Como seres culturais e sociais, partilhamos opiniões. Queremos fazer parte.
Mas, seja por falta de tempo livre, paciência ou meios1, aceitamos e reproduzimos ideias infundadas, opiniões alheias, opiniões mais ou menos prováveis1, sobre as quais nem reflectimos.
Comunicamos globalmente e difundimos globalmente conceitos não fundamentados, preconceitos.
As redes sociais, onde as notícias falsas (globalmente designadas por fake news) proliferam, são entendidas sobretudo como espaço de entretenimento e não como espaço de reflexão. O entretenimento está ligado ao desligar, ao não pensar, ao esquecimento da dor, à fuga. Nesse contexto, com a velocidade e a quantidade de informação disponível, facilmente chegamos ao Ninguém quer saber2.
Partilhamos informações falsas. Mesmo sabendo da importância da credibilidade da informação, na comunicação. Perversamente utilizando os mesmos canais que usamos para difundir conhecimento.
Deixamos que a ignorância se sobreponha ao conhecimento. Abolimos a utilidade social da linguagem para o bem geral da humanidade, pensada no Iluminismo.
O monstro a crescer2
A divulgação de noticias falsas torna-se ainda mais grave quando é deliberada, servindo para difundir informações falsas, criar rumores, influenciar. Servindo interesses ideológicos, campanhas de persuasão ou de propaganda. Pondo em causa o debate livre e informativo. Erguendo ou destruindo governos. Fragilizando a estabilidade das sociedades democráticas. Principalmente quando disseminadas por contas falsas de forma a chegar a um grande número de pessoas reais; pessoas cujos perfis estão bem definidos.
A mentira organizada3 como instrumento de manipulação social e política e que é, também, uma actividade económica muito lucrativa para as empresas das redes sociais.
Não devemos impedir a publicação de informação não validada, pois estaremos a limitar a liberdade de expressão. Seria um retrocesso e até antagónico ao sentido de uma rede global de comunicação. Embora a censura já exista porque as grandes plataformas, como o Google e o Facebook, decidem o que é ou não publicável nas suas redes.

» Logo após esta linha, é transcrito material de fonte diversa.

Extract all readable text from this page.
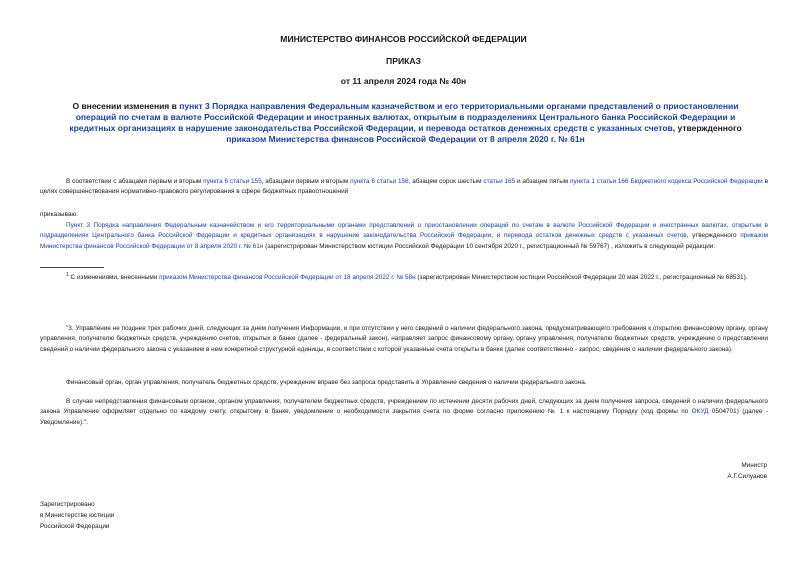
МИНИСТЕРСТВО ФИНАНСОВ РОССИЙСКОЙ ФЕДЕРАЦИИ
ПРИКАЗ
от 11 апреля 2024 года № 40н
О внесении изменения в пункт 3 Порядка направления Федеральным казначейством и его территориальными органами представлений о приостановлении операций по счетам в валюте Российской Федерации и иностранных валютах, открытым в подразделениях Центрального банка Российской Федерации и кредитных организациях в нарушение законодательства Российской Федерации, и перевода остатков денежных средств с указанных счетов, утвержденного приказом Министерства финансов Российской Федерации от 8 апреля 2020 г. № 61н
В соответствии с абзацами первым и вторым пункта 6 статьи 155, абзацами первым и вторым пункта 6 статьи 156, абзацем сорок шестым статьи 165 и абзацем пятым пункта 1 статьи 166 Бюджетного кодекса Российской Федерации в целях совершенствования нормативно-правового регулирования в сфере бюджетных правоотношений
приказываю:
Пункт 3 Порядка направления Федеральным казначейством и его территориальными органами представлений о приостановлении операций по счетам в валюте Российской Федерации и иностранных валютах, открытым в подразделениях Центрального банка Российской Федерации и кредитных организациях в нарушение законодательства Российской Федерации, и перевода остатков денежных средств с указанных счетов, утвержденного приказом Министерства финансов Российской Федерации от 8 апреля 2020 г. № 61н (зарегистрирован Министерством юстиции Российской Федерации 10 сентября 2020 г., регистрационный № 59767) , изложить в следующей редакции:
$^1$ С изменениями, внесенными приказом Министерства финансов Российской Федерации от 18 апреля 2022 г. № 58н (зарегистрирован Министерством юстиции Российской Федерации 20 мая 2022 г., регистрационный № 68531).
"3. Управление не позднее трех рабочих дней, следующих за днем получения Информации, и при отсутствии у него сведений о наличии федерального закона, предусматривающего требования к открытию финансовому органу, органу управления, получателю бюджетных средств, учреждению счетов, открытых в банке (далее - федеральный закон), направляет запрос финансовому органу, органу управления, получателю бюджетных средств, учреждению о представлении сведений о наличии федерального закона с указанием в нем конкретной структурной единицы, в соответствии с которой указанные счета открыты в банке (далее соответственно - запрос, сведения о наличии федерального закона).
Финансовый орган, орган управления, получатель бюджетных средств, учреждение вправе без запроса представить в Управление сведения о наличии федерального закона.
В случае непредставления финансовым органом, органом управления, получателем бюджетных средств, учреждением по истечении десяти рабочих дней, следующих за днем получения запроса, сведений о наличии федерального закона Управление оформляет отдельно по каждому счету, открытому в банке, уведомление о необходимости закрытия счета по форме согласно приложению № 1 к настоящему Порядку (код формы по ОКУД 0504701) (далее - Уведомление).".
Министр
А.Г.Силуанов
Зарегистрировано
в Министерстве юстиции
Российской Федерации
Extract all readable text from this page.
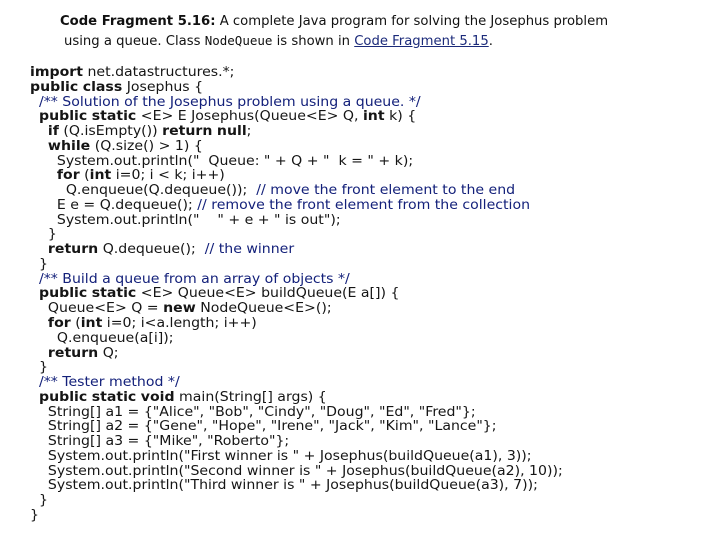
Code Fragment 5.16: A complete Java program for solving the Josephus problem
using a queue. Class NodeQueue is shown in Code Fragment 5.15.
import net.datastructures.*;
public class Josephus {
/** Solution of the Josephus problem using a queue. */
public static <E> E Josephus(Queue<E> Q, int k) {
if (Q.isEmpty()) return null;
while (Q.size() > 1) {
System.out.println("  Queue: " + Q + "  k = " + k);
for (int i=0; i < k; i++)
Q.enqueue(Q.dequeue());  // move the front element to the end
E e = Q.dequeue(); // remove the front element from the collection
System.out.println("    " + e + " is out");
}
return Q.dequeue();  // the winner
}
/** Build a queue from an array of objects */
public static <E> Queue<E> buildQueue(E a[]) {
Queue<E> Q = new NodeQueue<E>();
for (int i=0; i<a.length; i++)
Q.enqueue(a[i]);
return Q;
}
/** Tester method */
public static void main(String[] args) {
String[] a1 = {"Alice", "Bob", "Cindy", "Doug", "Ed", "Fred"};
String[] a2 = {"Gene", "Hope", "Irene", "Jack", "Kim", "Lance"};
String[] a3 = {"Mike", "Roberto"};
System.out.println("First winner is " + Josephus(buildQueue(a1), 3));
System.out.println("Second winner is " + Josephus(buildQueue(a2), 10));
System.out.println("Third winner is " + Josephus(buildQueue(a3), 7));
}
}
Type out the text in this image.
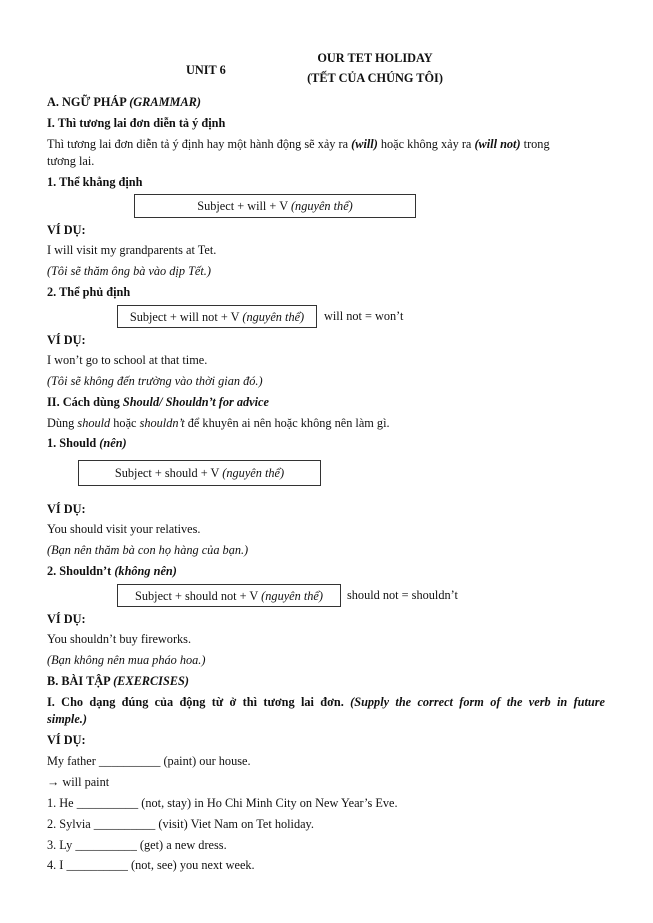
UNIT 6
OUR TET HOLIDAY
(TẾT CỦA CHÚNG TÔI)
A. NGỮ PHÁP (GRAMMAR)
I. Thì tương lai đơn diễn tả ý định
Thì tương lai đơn diễn tả ý định hay một hành động sẽ xảy ra (will) hoặc không xảy ra (will not) trong
tương lai.
1. Thể khẳng định
Subject + will + V (nguyên thể)
VÍ DỤ:
I will visit my grandparents at Tet.
(Tôi sẽ thăm ông bà vào dịp Tết.)
2. Thể phủ định
Subject + will not + V (nguyên thể)	will not = won’t
VÍ DỤ:
I won’t go to school at that time.
(Tôi sẽ không đến trường vào thời gian đó.)
II. Cách dùng Should/ Shouldn’t for advice
Dùng should hoặc shouldn’t để khuyên ai nên hoặc không nên làm gì.
1. Should (nên)
Subject + should + V (nguyên thể)
VÍ DỤ:
You should visit your relatives.
(Bạn nên thăm bà con họ hàng của bạn.)
2. Shouldn’t (không nên)
Subject + should not + V (nguyên thể)	should not = shouldn’t
VÍ DỤ:
You shouldn’t buy fireworks.
(Bạn không nên mua pháo hoa.)
B. BÀI TẬP (EXERCISES)
I. Cho dạng đúng của động từ ở thì tương lai đơn. (Supply the correct form of the verb in future
simple.)
VÍ DỤ:
My father __________ (paint) our house.
→ will paint
1. He __________ (not, stay) in Ho Chi Minh City on New Year’s Eve.
2. Sylvia __________ (visit) Viet Nam on Tet holiday.
3. Ly __________ (get) a new dress.
4. I __________ (not, see) you next week.
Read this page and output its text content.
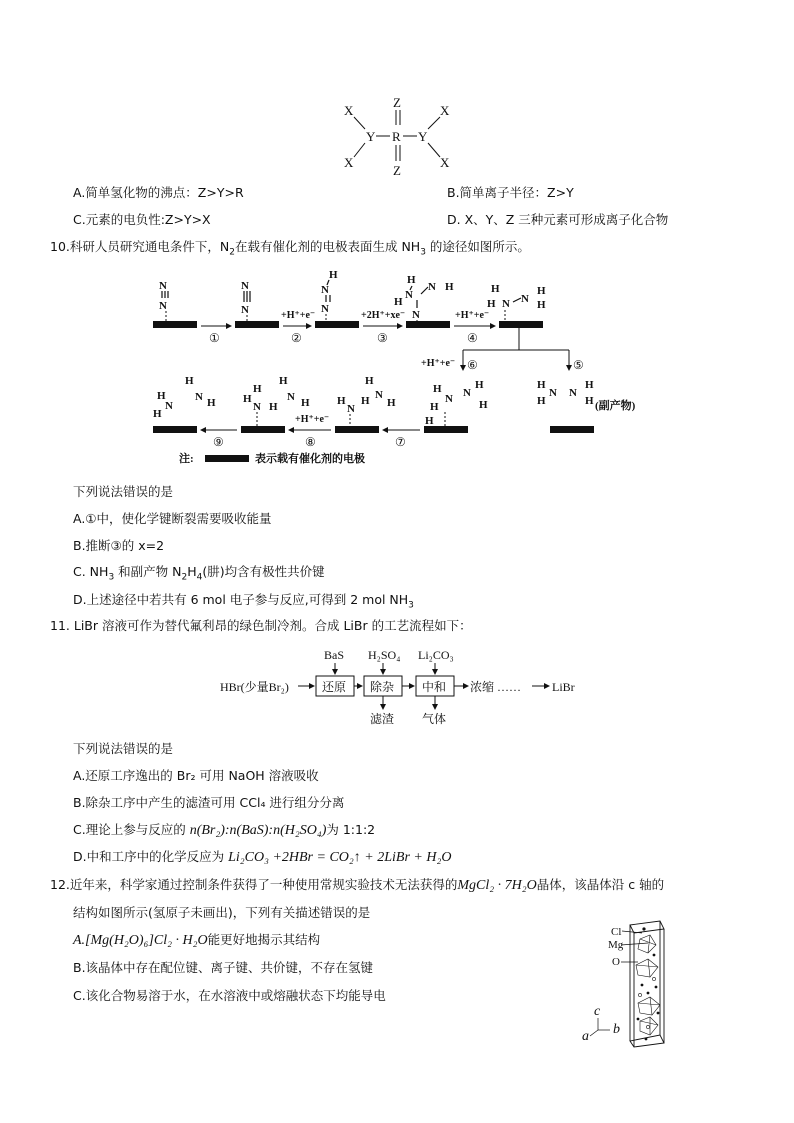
X
X
Y R Y
X
X
Z
Z
A.简单氢化物的沸点：Z>Y>R	B.简单离子半径：Z>Y
C.元素的电负性:Z>Y>X	D. X、Y、Z 三种元素可形成离子化合物
10.科研人员研究通电条件下，$N_2$在载有催化剂的电极表面生成 $NH_3$ 的途径如图所示。
N
N
N
N
H
N
N
H
N
N
H
N H
H N
H
N
H
H
H
N
H
N
H
H (副产物)
H
N
H
H
N H H
N H
H
H
N H H
N
H
H
N
H	H
N
H N
H
H
H
①	②	③	④
⑤
⑥
⑦
⑧
⑨
+H⁺+e⁻	+2H⁺+xe⁻	+H⁺+e⁻
+H⁺+e⁻
+H⁺+e⁻
注:	表示载有催化剂的电极
下列说法错误的是
A.①中，使化学键断裂需要吸收能量
B.推断③的 x=2
C. $NH_3$ 和副产物 $N_2H_4$(肼)均含有极性共价键
D.上述途径中若共有 6 mol 电子参与反应,可得到 2 mol $NH_3$
11. LiBr 溶液可作为替代氟利昂的绿色制冷剂。合成 LiBr 的工艺流程如下：
HBr(少量Br₂)
BaS H₂SO₄ Li₂CO₃
还原 除杂 中和
滤渣 气体
浓缩 ……	LiBr
下列说法错误的是
A.还原工序逸出的 Br₂ 可用 NaOH 溶液吸收
B.除杂工序中产生的滤渣可用 CCl₄ 进行组分分离
C.理论上参与反应的 n(Br₂):n(BaS):n(H₂SO₄)为 1:1:2
D.中和工序中的化学反应为 Li₂CO₃ +2HBr = CO₂↑ + 2LiBr + H₂O
12.近年来，科学家通过控制条件获得了一种使用常规实验技术无法获得的MgCl₂ · 7H₂O晶体，该晶体沿 c 轴的
结构如图所示(氢原子未画出)，下列有关描述错误的是
A.[Mg(H₂O)₆]Cl₂ · H₂O能更好地揭示其结构
B.该晶体中存在配位键、离子键、共价键，不存在氢键
C.该化合物易溶于水，在水溶液中或熔融状态下均能导电
Cl
Mg
O
c
b
a
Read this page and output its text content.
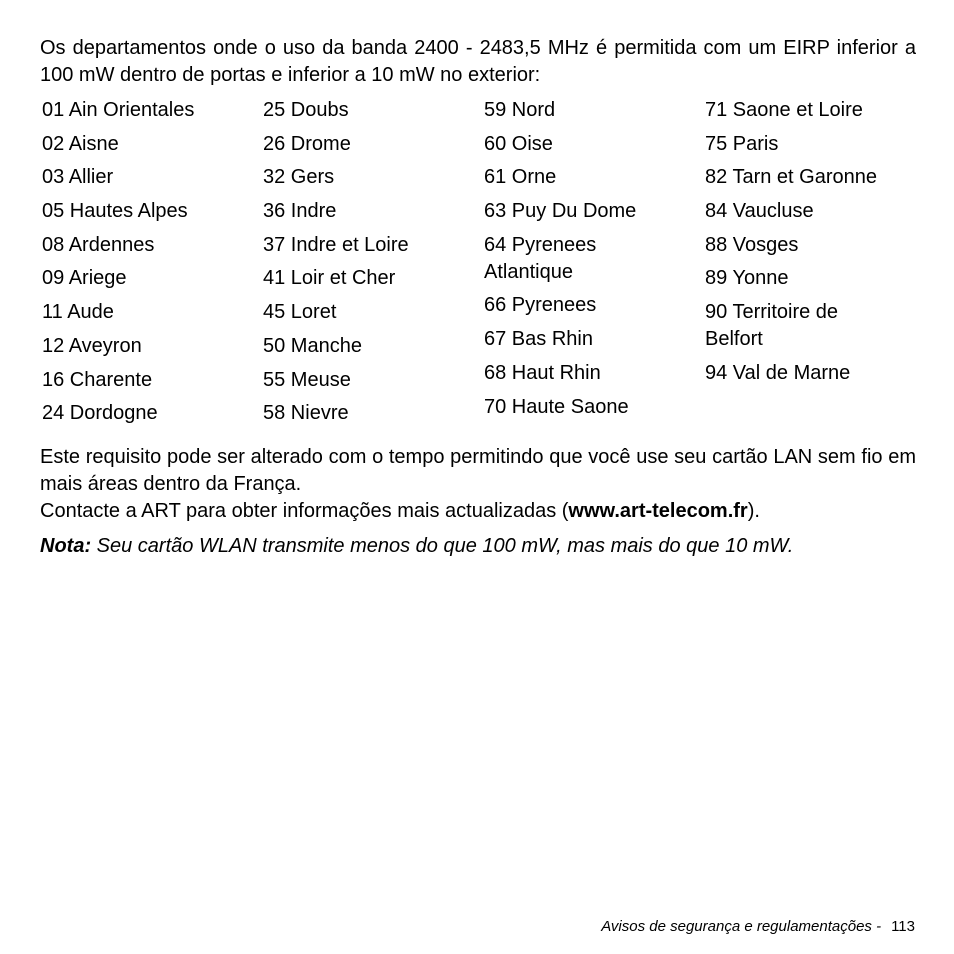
Os departamentos onde o uso da banda 2400 - 2483,5 MHz é permitida com um EIRP inferior a 100 mW dentro de portas e inferior a 10 mW no exterior:

01 Ain Orientales
02 Aisne
03 Allier
05 Hautes Alpes
08 Ardennes
09 Ariege
11 Aude
12 Aveyron
16 Charente
24 Dordogne
25 Doubs
26 Drome
32 Gers
36 Indre
37 Indre et Loire
41 Loir et Cher
45 Loret
50 Manche
55 Meuse
58 Nievre
59 Nord
60 Oise
61 Orne
63 Puy Du Dome
64 Pyrenees Atlantique
66 Pyrenees
67 Bas Rhin
68 Haut Rhin
70 Haute Saone
71 Saone et Loire
75 Paris
82 Tarn et Garonne
84 Vaucluse
88 Vosges
89 Yonne
90 Territoire de Belfort
94 Val de Marne

Este requisito pode ser alterado com o tempo permitindo que você use seu cartão LAN sem fio em mais áreas dentro da França.

Contacte a ART para obter informações mais actualizadas (www.art-telecom.fr).

Nota: Seu cartão WLAN transmite menos do que 100 mW, mas mais do que 10 mW.

Avisos de segurança e regulamentações - 113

A educação é uma forma de resistência fundamental na luta contra as noticias falsas, contra a mentira organizada3.
1. Locke, J. (1999). Ensaio sobre o Entendimento Humano (Livro III, Capítulo XI, Volume II). Lisboa : Gulbenkian.
2 . Luta Livre (2020).“Ninguém quer saber”. In Técnicas de Combate. Lisboa. Disponível em < URL: https://lutalivre.bandcamp.com/ >
3. Nascimento, C. (2020). Fake News, Mentira Organizada e Educação: Uma Reflexão a Partir do Pensamento de Hannah Arendt. Revista Docência e Cibercultura, 4(1), 243-263.